By Nishant Rathi (Founder and CEO of NeoSOFT Technologies)

With no signs of the COVID-19 crisis abating, students and parents are bracing up for another summer spent in the confines of their homes. When in previous summer we were still hoping for things to get normal in another month or so, this time around we are better prepared. While vaccines might be circulating in the market, they still cannot be administered to children. Naturally, with going outdoors being out of the picture, the question that most parents have is how to engage their kids in the upcoming summer.

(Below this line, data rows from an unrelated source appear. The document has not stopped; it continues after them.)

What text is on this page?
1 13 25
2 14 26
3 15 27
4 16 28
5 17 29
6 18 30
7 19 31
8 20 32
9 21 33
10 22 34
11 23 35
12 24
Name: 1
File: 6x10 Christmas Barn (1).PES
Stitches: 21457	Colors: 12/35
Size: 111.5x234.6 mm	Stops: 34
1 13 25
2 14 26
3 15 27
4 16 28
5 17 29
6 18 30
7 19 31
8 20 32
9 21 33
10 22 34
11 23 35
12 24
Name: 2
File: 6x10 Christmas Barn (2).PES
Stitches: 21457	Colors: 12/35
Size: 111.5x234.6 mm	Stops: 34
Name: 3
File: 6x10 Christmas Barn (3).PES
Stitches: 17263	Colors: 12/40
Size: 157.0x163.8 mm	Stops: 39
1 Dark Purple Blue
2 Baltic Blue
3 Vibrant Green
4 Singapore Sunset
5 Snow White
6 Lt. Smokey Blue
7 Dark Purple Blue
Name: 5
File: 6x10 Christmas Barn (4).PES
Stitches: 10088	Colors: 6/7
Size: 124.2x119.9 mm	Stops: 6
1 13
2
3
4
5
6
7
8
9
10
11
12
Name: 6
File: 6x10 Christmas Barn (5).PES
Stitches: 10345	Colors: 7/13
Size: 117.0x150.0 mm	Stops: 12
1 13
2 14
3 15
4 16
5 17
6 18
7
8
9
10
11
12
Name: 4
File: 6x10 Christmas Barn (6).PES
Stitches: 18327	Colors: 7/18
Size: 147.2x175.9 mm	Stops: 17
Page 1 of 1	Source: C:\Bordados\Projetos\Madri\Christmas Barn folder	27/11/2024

We have witnessed businesses and operations go online– and summer camps are not any different. There are plenty of virtual summer camps and a myriad of online courses and crash courses for youngsters that teach them new and valuable skills. The importance of being digitally sound need not be reiterated. Virtual summer tech camps are an excellent medium to encourage young people to pick up valuable skills that are sure to come in handy in the future. Here are a few courses that you can consider to get your child interested in:

Vihaan Khera, 9, from Gurgaon has developed the app Book Barter, which helps with the process of exchanging books between people. The programming skills that WhiteHat Jr offers has helped him
Vihaan Khera is a 9-year-old from Gurgaon who has developed the app Book Barter, which helps with the process of exchanging books between people. Image Credit: Whitehat Jr.
  1. Coding/Programming

Coding is, without a doubt, the most in-demand skill that is going to be highly sought-for in the upcoming years. With conventionally non-technical sectors joining the digital revolution, coding is not going to be a skill merely desired in IT professionals.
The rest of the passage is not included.